Le rapport dénonce encore la réduction de la lutte contre la faim « à un défi d’augmentation de la production et des rendements agricoles, relayant à un second plan d’autres aspects comme l’impact des changements climatiques sur les rendements agricoles, les risques de tensions et d’instabilité des prix agricoles, et les risques de conflits dus à la compétition sur l’utilisation des ressources naturelles à des fins énergétiques, industrielles et alimentaires, qui font peser sur les populations les plus vulnérables un défi majeur en termes d’accès à l’alimentation ».

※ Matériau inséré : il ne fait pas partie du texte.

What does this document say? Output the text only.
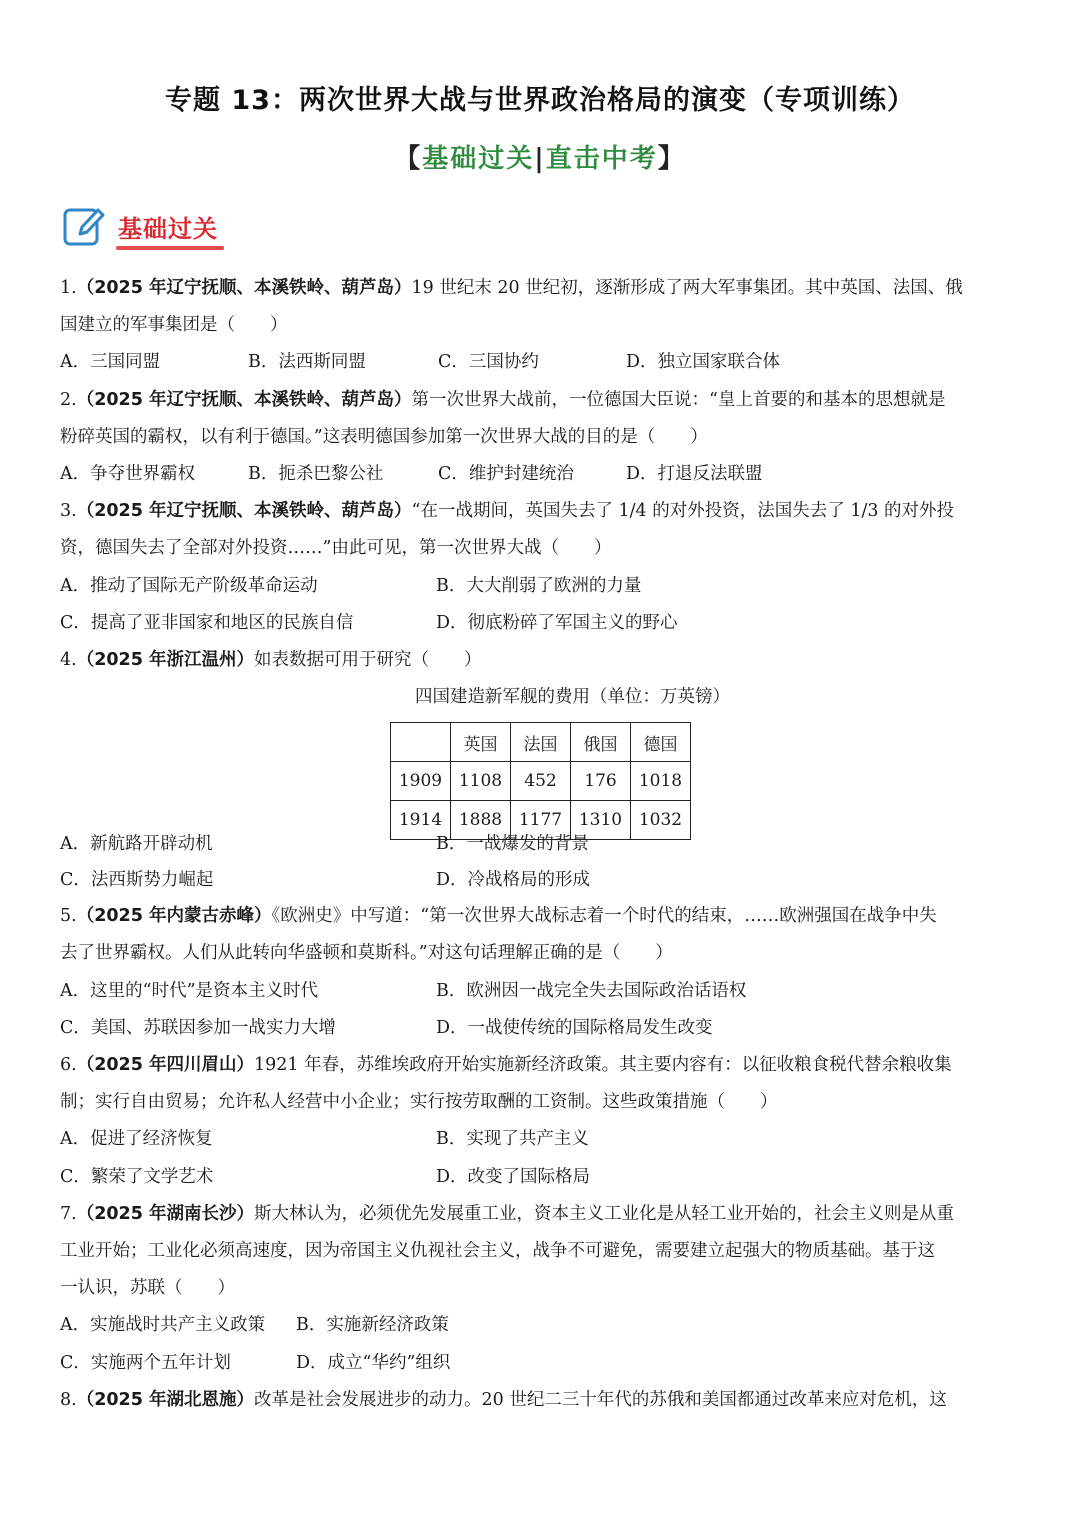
专题 13：两次世界大战与世界政治格局的演变（专项训练）
【基础过关|直击中考】
基础过关
1.（2025 年辽宁抚顺、本溪铁岭、葫芦岛）19 世纪末 20 世纪初，逐渐形成了两大军事集团。其中英国、法国、俄
国建立的军事集团是（　　）
A．三国同盟	B．法西斯同盟	C．三国协约	D．独立国家联合体
2.（2025 年辽宁抚顺、本溪铁岭、葫芦岛）第一次世界大战前，一位德国大臣说：“皇上首要的和基本的思想就是
粉碎英国的霸权，以有利于德国。”这表明德国参加第一次世界大战的目的是（　　）
A．争夺世界霸权	B．扼杀巴黎公社	C．维护封建统治	D．打退反法联盟
3.（2025 年辽宁抚顺、本溪铁岭、葫芦岛）“在一战期间，英国失去了 1/4 的对外投资，法国失去了 1/3 的对外投
资，德国失去了全部对外投资……”由此可见，第一次世界大战（　　）
A．推动了国际无产阶级革命运动	B．大大削弱了欧洲的力量
C．提高了亚非国家和地区的民族自信	D．彻底粉碎了军国主义的野心
4.（2025 年浙江温州）如表数据可用于研究（　　）
四国建造新军舰的费用（单位：万英镑）
	英国	法国	俄国	德国
1909	1108	452	176	1018
1914	1888	1177	1310	1032
A．新航路开辟动机	B．一战爆发的背景
C．法西斯势力崛起	D．冷战格局的形成
5.（2025 年内蒙古赤峰）《欧洲史》中写道：“第一次世界大战标志着一个时代的结束，……欧洲强国在战争中失
去了世界霸权。人们从此转向华盛顿和莫斯科。”对这句话理解正确的是（　　）
A．这里的“时代”是资本主义时代	B．欧洲因一战完全失去国际政治话语权
C．美国、苏联因参加一战实力大增	D．一战使传统的国际格局发生改变
6.（2025 年四川眉山）1921 年春，苏维埃政府开始实施新经济政策。其主要内容有：以征收粮食税代替余粮收集
制；实行自由贸易；允许私人经营中小企业；实行按劳取酬的工资制。这些政策措施（　　）
A．促进了经济恢复	B．实现了共产主义
C．繁荣了文学艺术	D．改变了国际格局
7.（2025 年湖南长沙）斯大林认为，必须优先发展重工业，资本主义工业化是从轻工业开始的，社会主义则是从重
工业开始；工业化必须高速度，因为帝国主义仇视社会主义，战争不可避免，需要建立起强大的物质基础。基于这
一认识，苏联（　　）
A．实施战时共产主义政策 B．实施新经济政策
C．实施两个五年计划	D．成立“华约”组织
8.（2025 年湖北恩施）改革是社会发展进步的动力。20 世纪二三十年代的苏俄和美国都通过改革来应对危机，这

Les organisations paysannes ne soutiennent pas la solution des agropoles

Pour les ONG à l’origine du document,  les organisations paysannes ne soutiennent pas la solution des agropoles « qui favorise les investissements des entreprises nationales et multinationales au détriment de ceux des exploitations familiales ».

Privilégier une autre approche

Les trois ONG appellent donc les États du G20 et les bailleurs, comme l’Agence Française de Développement, à cesser de financer les activités liées aux agropoles en Afrique. Elles recommandent de privilégier une autre approche, axée sur « le besoin de financement des [exploitations] familiales et le renforcement de leur accès aux ressources naturelles ».

Une approche soutenue par le Comité pour la Sécurité Alimentaire mondiale, mais aussi par des institutions internationales telles que le Fonds International pour le Développement Agricole, la Banque mondiale et l’organisation des Nations unies pour l’Agriculture et l’Alimentation (FAO). Les trois ONG s’étonnent d’ailleurs de voir la Banque Mondiale et le FAO soutenir cette approche, parallèlement aux agropoles.